- The Washington Times - Tuesday, February 2, 2016

WEST DES MOINES, Iowa | With two presidential candidates dropping out in the immediate aftermath of the Iowa caucuses, all eyes are on GOP stragglers Rick Santorum, Carly Fiorina, Rand Paul and Ben Carson to see who will quit next.

Campaign veterans acknowledged that it is always difficult deciding to throw in the towel. But at some point it becomes the only honorable option, as Republican Mike Huckabee and Democrat Martin O’Malley realized after finishing the leadoff caucuses with less than 2 percent and less than 1 percent, respectively.

Mr. Huckabee, a former Arkansas governor who won the Iowa caucuses in 2008, joked with supporters that he was dropping out because of illness: “Voters are sick of me,” he said.

Several contenders in the crowded GOP field, including Mrs. Fiorina, a onetime corporate executive, and Mr. Santorum, a former Pennsylvania senator who won the Iowa GOP contest in 2012, garnered less than 2 percent in Iowa and head into New Hampshire in the low single digits in the polls.

“If you are Fiorina or Santorum, it’s hard to justify continuing a campaign with any real credibility,” said Republican strategist Doug Heye.

Candidates should get the message if they are relegated to the early “undercard” stage for the GOP candidate’s debate Saturday in Manchester, New Hampshire, he said.

“Now we are voting, and you’re no longer on the same stage. That means something,” said Mr. Heye.

The campaigns for Mrs. Fiorina, Mr. Santorum and Mr. Paul did not respond to questions about their future plans or the rationale for continuing to run.

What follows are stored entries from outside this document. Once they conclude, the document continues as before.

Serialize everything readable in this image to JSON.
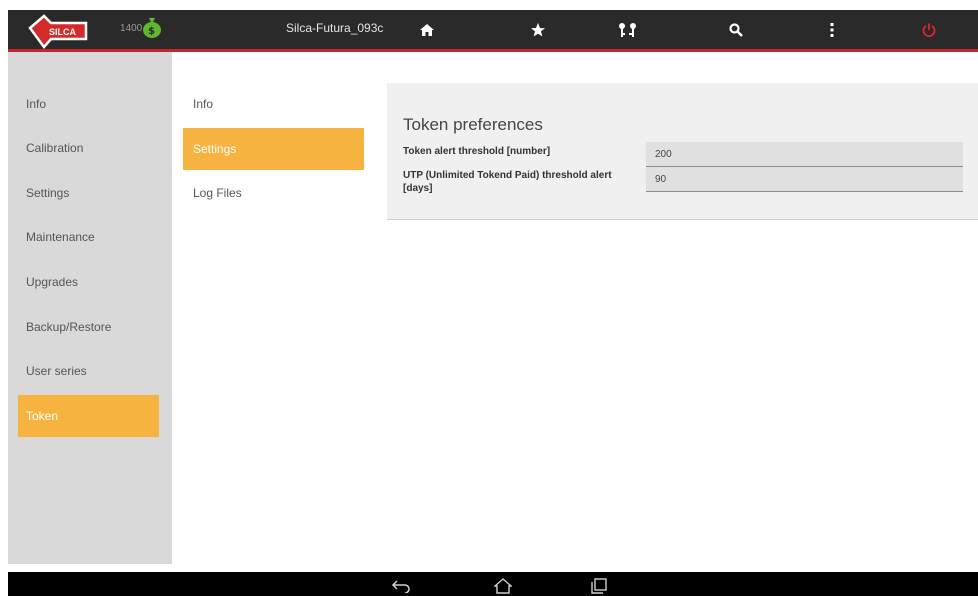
{
  "topbar": {
    "logo_text": "SILCA",
    "token_count": "1400",
    "device_name": "Silca-Futura_093c",
    "icons": [
      "logo",
      "money-bag-icon",
      "home-icon",
      "star-icon",
      "keys-icon",
      "search-icon",
      "more-vert-icon",
      "power-icon"
    ],
    "colors": {
      "bar": "#2a2a2a",
      "accent_line": "#c1272d",
      "power": "#e52528",
      "money": "#5fb930"
    }
  },
  "sidebar": {
    "items": [
      {
        "label": "Info"
      },
      {
        "label": "Calibration"
      },
      {
        "label": "Settings"
      },
      {
        "label": "Maintenance"
      },
      {
        "label": "Upgrades"
      },
      {
        "label": "Backup/Restore"
      },
      {
        "label": "User series"
      },
      {
        "label": "Token"
      }
    ],
    "active": "Token"
  },
  "submenu": {
    "items": [
      {
        "label": "Info"
      },
      {
        "label": "Settings"
      },
      {
        "label": "Log Files"
      }
    ],
    "active": "Settings"
  },
  "panel": {
    "title": "Token preferences",
    "rows": [
      {
        "label": "Token alert threshold [number]",
        "value": "200"
      },
      {
        "label": "UTP (Unlimited Tokend Paid) threshold alert [days]",
        "value": "90"
      }
    ]
  },
  "navbar": {
    "icons": [
      "back-icon",
      "home-outline-icon",
      "recent-apps-icon"
    ]
  },
  "colors": {
    "active_orange": "#f6b33f",
    "sidebar_bg": "#d9d9d9",
    "panel_bg": "#f0f0f0"
  }
}
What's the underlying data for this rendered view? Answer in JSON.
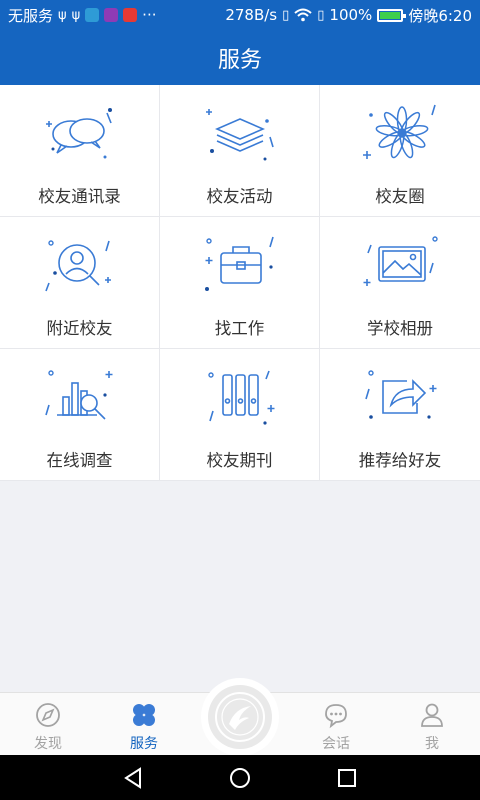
{
  "status_bar": {
    "carrier": "无服务",
    "speed": "278B/s",
    "battery_percent": "100%",
    "time": "傍晚6:20",
    "more": "···"
  },
  "header": {
    "title": "服务"
  },
  "grid": {
    "items": [
      {
        "label": "校友通讯录",
        "icon": "chat-bubbles-icon"
      },
      {
        "label": "校友活动",
        "icon": "layers-icon"
      },
      {
        "label": "校友圈",
        "icon": "flower-icon"
      },
      {
        "label": "附近校友",
        "icon": "person-search-icon"
      },
      {
        "label": "找工作",
        "icon": "briefcase-icon"
      },
      {
        "label": "学校相册",
        "icon": "picture-icon"
      },
      {
        "label": "在线调查",
        "icon": "chart-search-icon"
      },
      {
        "label": "校友期刊",
        "icon": "binders-icon"
      },
      {
        "label": "推荐给好友",
        "icon": "share-icon"
      }
    ]
  },
  "bottom_nav": {
    "items": [
      {
        "label": "发现",
        "icon": "compass-icon",
        "active": false
      },
      {
        "label": "服务",
        "icon": "grid-icon",
        "active": true
      },
      {
        "label": "会话",
        "icon": "chat-icon",
        "active": false
      },
      {
        "label": "我",
        "icon": "person-icon",
        "active": false
      }
    ],
    "center_icon": "school-logo-icon"
  },
  "colors": {
    "primary": "#1565c0",
    "icon_blue": "#3a7bd5",
    "text": "#333333",
    "inactive": "#a3a3a3"
  }
}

Former Virginia Gov. Jim Gilmore, who got zero votes in the Iowa caucuses and registered zero support in recent New Hampshire polls, nevertheless vowed to stay in and soldier on. In a statement, the Gilmore campaign stressed that the candidate didn’t campaign in Iowa and has focused his effort on New Hampshire’s upcoming Feb. 9 primary.

“I have chosen to make my stand in New Hampshire,” said Mr. Gilmore.

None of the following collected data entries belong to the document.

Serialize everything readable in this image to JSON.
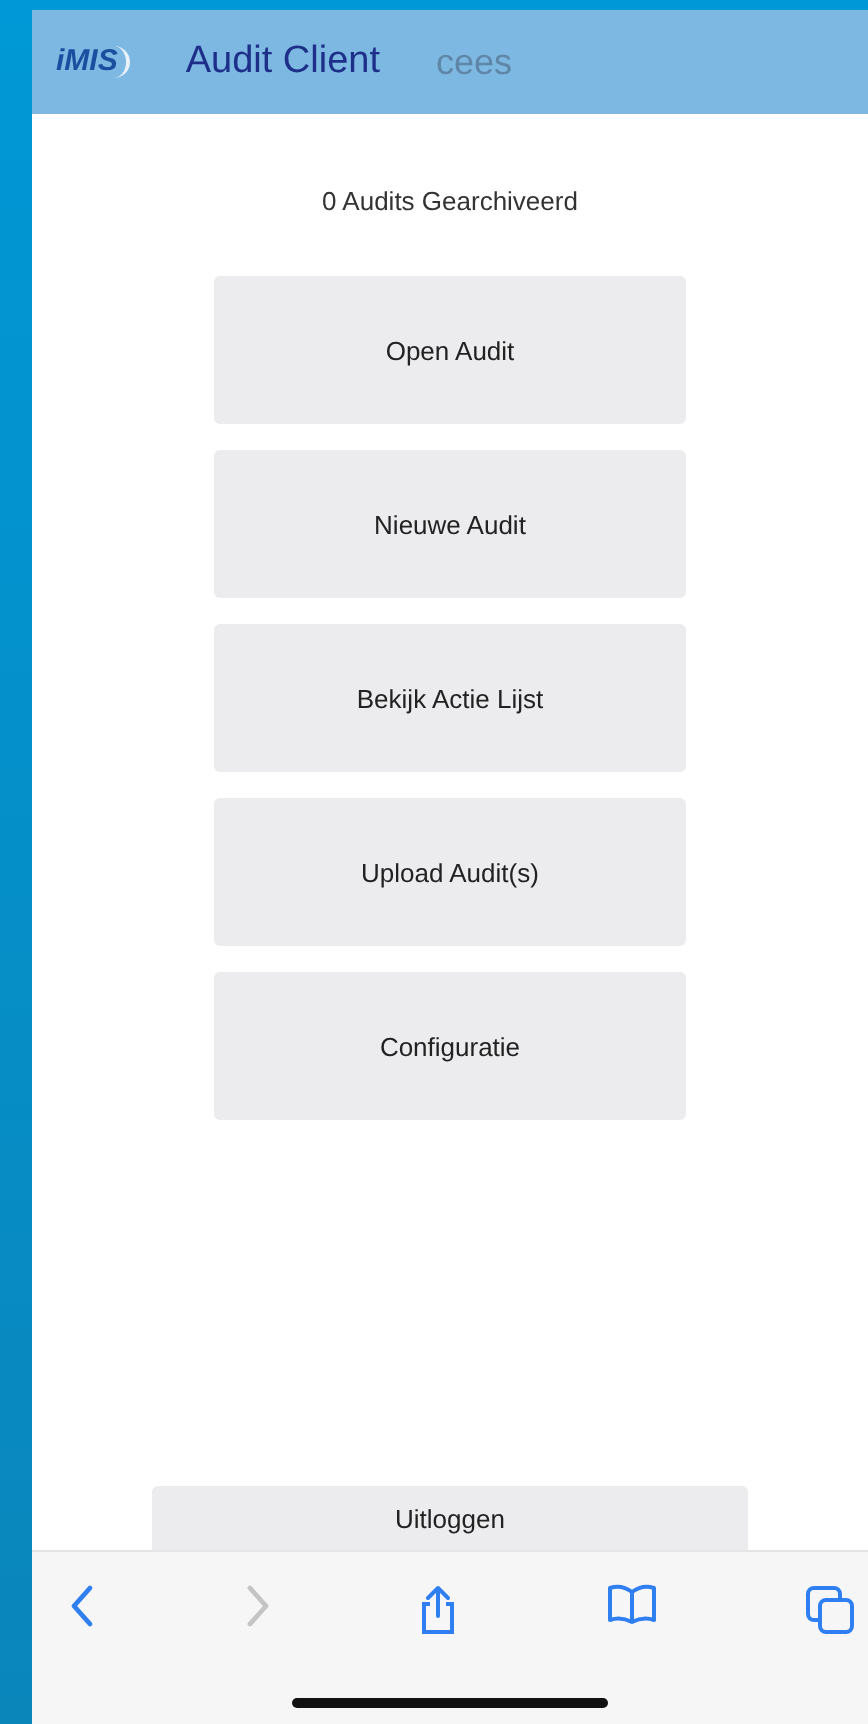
{
  "header": {
    "logo": "iMIS",
    "title": "Audit Client",
    "user": "cees"
  },
  "archived_count": "0 Audits Gearchiveerd",
  "menu_buttons": [
    "Open Audit",
    "Nieuwe Audit",
    "Bekijk Actie Lijst",
    "Upload Audit(s)",
    "Configuratie"
  ],
  "logout_button": "Uitloggen",
  "toolbar": [
    {
      "kind": "back",
      "disabled": false
    },
    {
      "kind": "forward",
      "disabled": true
    },
    {
      "kind": "share",
      "disabled": false
    },
    {
      "kind": "bookmarks",
      "disabled": false
    },
    {
      "kind": "tabs",
      "disabled": false
    }
  ]
}
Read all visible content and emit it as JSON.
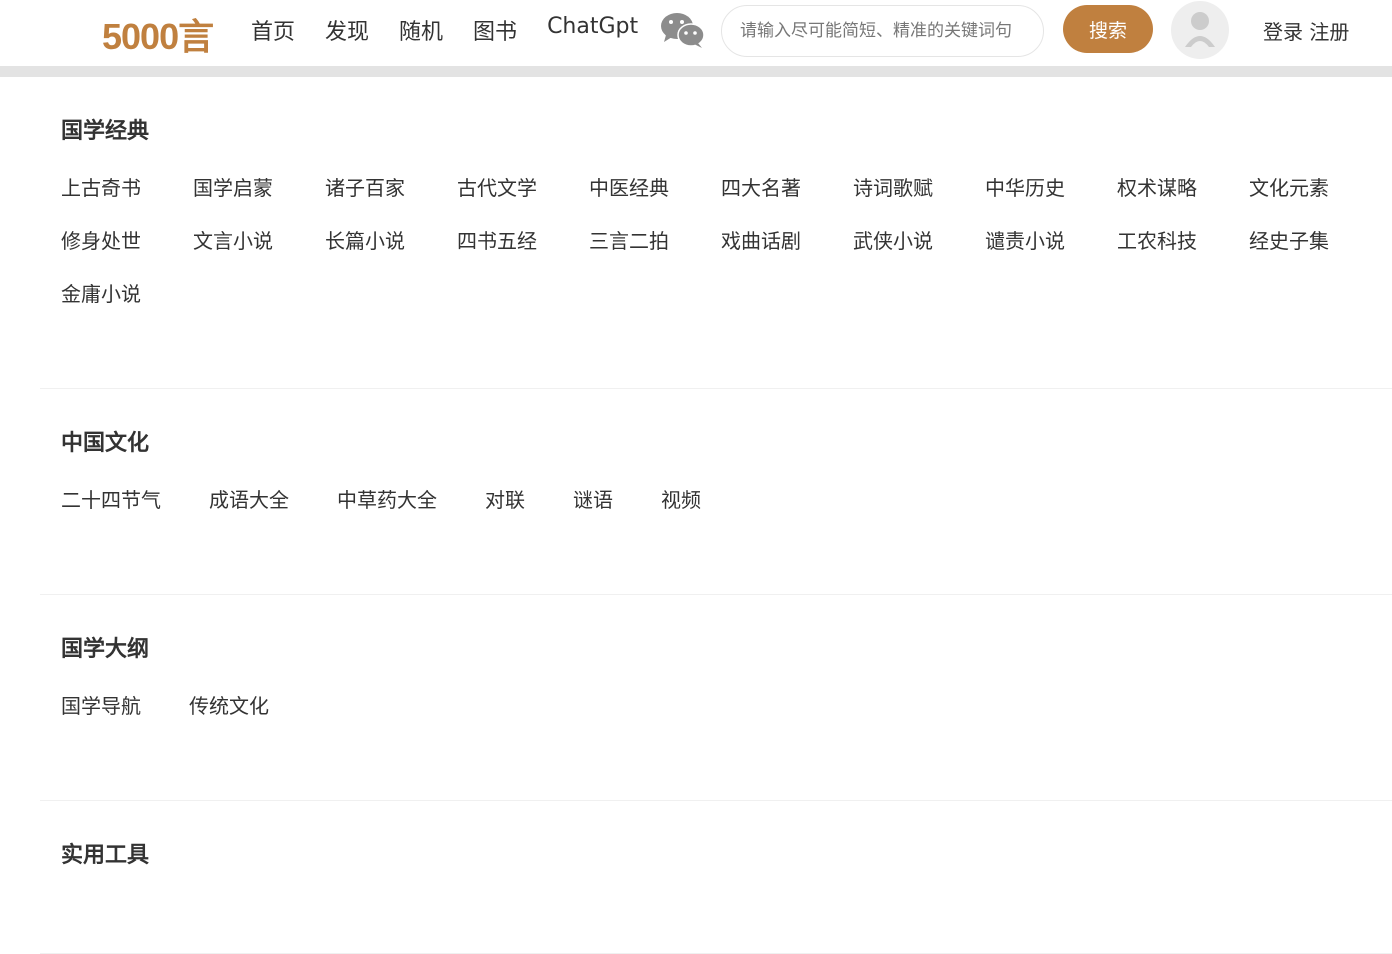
{
  "header": {
    "logo": "5000言",
    "nav": [
      "首页",
      "发现",
      "随机",
      "图书",
      "ChatGpt"
    ],
    "search_placeholder": "请输入尽可能简短、精准的关键词句",
    "search_button": "搜索",
    "login": "登录",
    "register": "注册",
    "accent": "#c0803f"
  },
  "sections": [
    {
      "title": "国学经典",
      "items": [
        "上古奇书",
        "国学启蒙",
        "诸子百家",
        "古代文学",
        "中医经典",
        "四大名著",
        "诗词歌赋",
        "中华历史",
        "权术谋略",
        "文化元素",
        "修身处世",
        "文言小说",
        "长篇小说",
        "四书五经",
        "三言二拍",
        "戏曲话剧",
        "武侠小说",
        "谴责小说",
        "工农科技",
        "经史子集",
        "金庸小说"
      ]
    },
    {
      "title": "中国文化",
      "items": [
        "二十四节气",
        "成语大全",
        "中草药大全",
        "对联",
        "谜语",
        "视频"
      ]
    },
    {
      "title": "国学大纲",
      "items": [
        "国学导航",
        "传统文化"
      ]
    },
    {
      "title": "实用工具",
      "items": []
    }
  ]
}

Mr. Paul placed fifth in Iowa but remained mired near the back of the pack in New Hampshire with 3 percent of the vote in the Real Clear Politics average of recent polls.

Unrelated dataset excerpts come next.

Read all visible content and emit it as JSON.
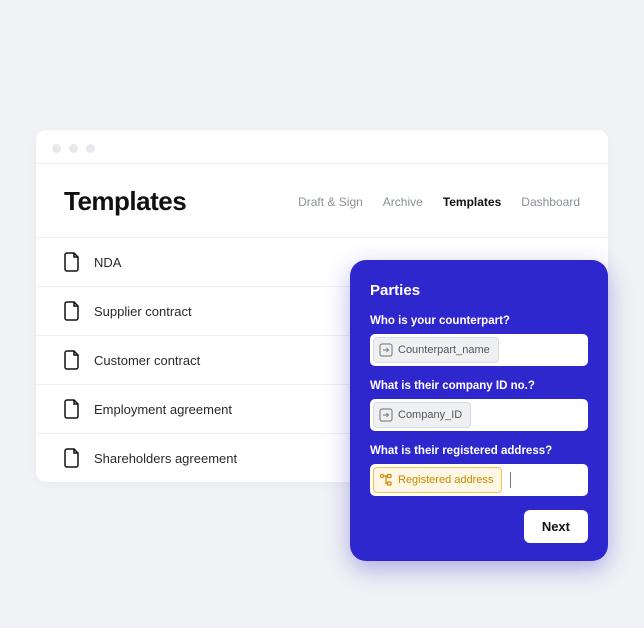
{
  "header": {
    "title": "Templates",
    "tabs": [
      {
        "label": "Draft & Sign",
        "active": false
      },
      {
        "label": "Archive",
        "active": false
      },
      {
        "label": "Templates",
        "active": true
      },
      {
        "label": "Dashboard",
        "active": false
      }
    ]
  },
  "templates": [
    {
      "label": "NDA"
    },
    {
      "label": "Supplier contract"
    },
    {
      "label": "Customer contract"
    },
    {
      "label": "Employment agreement"
    },
    {
      "label": "Shareholders agreement"
    }
  ],
  "panel": {
    "title": "Parties",
    "fields": {
      "counterpart": {
        "label": "Who is your counterpart?",
        "chip": "Counterpart_name"
      },
      "company_id": {
        "label": "What is their company ID no.?",
        "chip": "Company_ID"
      },
      "address": {
        "label": "What is their registered address?",
        "chip": "Registered address"
      }
    },
    "next_label": "Next"
  }
}
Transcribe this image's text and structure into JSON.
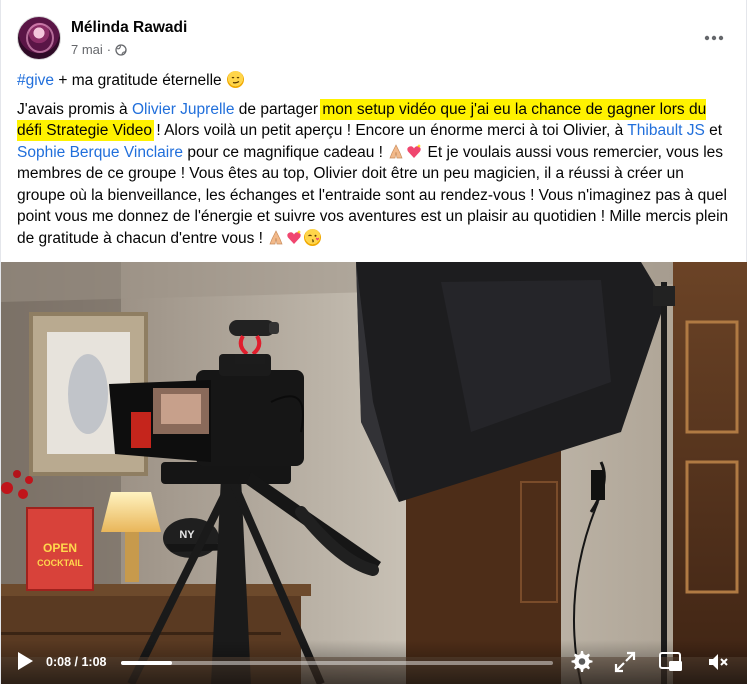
{
  "post": {
    "author": "Mélinda Rawadi",
    "date": "7 mai",
    "dot": "·",
    "more_label": "•••"
  },
  "text": {
    "hashtag": "#give",
    "line1_rest": " + ma gratitude éternelle ",
    "p_a": "J'avais promis à ",
    "mention_1": "Olivier Juprelle",
    "p_b": " de partager ",
    "highlight": "mon setup vidéo que j'ai eu la chance de gagner lors du défi Strategie Video",
    "p_c": " ! Alors voilà un petit aperçu ! Encore un énorme merci à toi Olivier, à ",
    "mention_2": "Thibault JS",
    "p_d": " et ",
    "mention_3": "Sophie Berque Vinclaire",
    "p_e": " pour ce magnifique cadeau ! ",
    "p_f": " Et je voulais aussi vous remercier, vous les membres de ce groupe ! Vous êtes au top, Olivier doit être un peu magicien, il a réussi à créer un groupe où la bienveillance, les échanges et l'entraide sont au rendez-vous ! Vous n'imaginez pas à quel point vous me donnez de l'énergie et suivre vos aventures est un plaisir au quotidien ! Mille mercis plein de gratitude à chacun d'entre vous ! "
  },
  "video": {
    "current_time": "0:08",
    "separator": " / ",
    "duration": "1:08",
    "progress_fraction": 0.118,
    "sign_text_1": "OPEN",
    "sign_text_2": "COCKTAIL",
    "cap_text": "NY"
  },
  "icons": {
    "globe": "globe-icon",
    "more": "more-options-icon",
    "play": "play-icon",
    "settings": "settings-gear-icon",
    "fullscreen": "fullscreen-icon",
    "pip": "picture-in-picture-icon",
    "mute": "volume-muted-icon"
  },
  "colors": {
    "link": "#216fdb",
    "highlight": "#fff200",
    "meta_text": "#65676b"
  }
}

Mr. Carson finished fourth in Iowa with 9 percent of the vote but averages just 3 percent in New Hampshire polls. However, Mr. Carson has amassed a sizable war chest and is running in the middle of the pack in South Carolina, which holds its first-in-the-South primary at the end of the month.

GOP insiders increasingly view the race as a three-man contest between Texas Sen. Ted Cruz, billionaire businessman Donald Trump and Florida Sen. Marco Rubio, who claimed the top three spots in the caucuses. And some are eager to see the field winnowed.

“Mike Huckabee is an example of a principled pragmatism that says, ‘I’ve fought as valiantly as I could, but I have to face the facts that this is not my time.’ And I think the other candidates seriously need to assess their candidacy,” a Republican operative said privately.

Eric Fehrnstrom, a top adviser on 2012 Republican nominee Mitt Romney’s campaign, said the party will give a candidate a pass for the first two contests, but pressure soon will mount on poor-performing candidates to get out of the way.

Not just stragglers, but some of the prominent establishment candidates bunched near the front of the pack in New Hampshire, such as Ohio Gov. John Kasich, former Florida Gov. Jeb Bush and New Jersey Gov. Chris Christie, will feel the pressure to bow out.

The three governors have staked the fortune of their campaigns on New Hampshire, where they are competing with Mr. Rubio for the establishment lane in the nomination race.

“If they do poorly in Tuesday’s primary, then the voices are going to get very loud for them to step aside,” said Mr. Fehrnstrom. “It’s still a little early to be beating the drum for people to be getting out. I think those drumbeats will get louder after New Hampshire.”

The candid Mr. Kasich said that he wouldn’t have to be nudged out of the race if he loses badly in New Hampshire.

“If I get smoked here, I’m going home,” he told reporters on the campaign trial in New Hampshire.

Speculation about Mr. Carson dropping out of the race caused a furor during the Iowa caucus and prompted the retired neurosurgeon to angrily accuse the Cruz campaign of “dirty tricks.”

Scores of caucusgoers said late Monday that Cruz campaign workers were saying Mr. Carson was preparing to drop out, citing news reports of his scheduled return to his home in Florida after the Iowa contest. Mr. Cruz later issued an apology to Mr. Carson, calling the incident a “mistake.”

Deana Bass, national spokesman for the Carson campaign, said Mr. Carson would not be dropping out anytime soon.

“We are looking forward to New Hampshire and South Carolina. We’re looking forward to both primaries, both debates and sharing his message with all voters,” she said.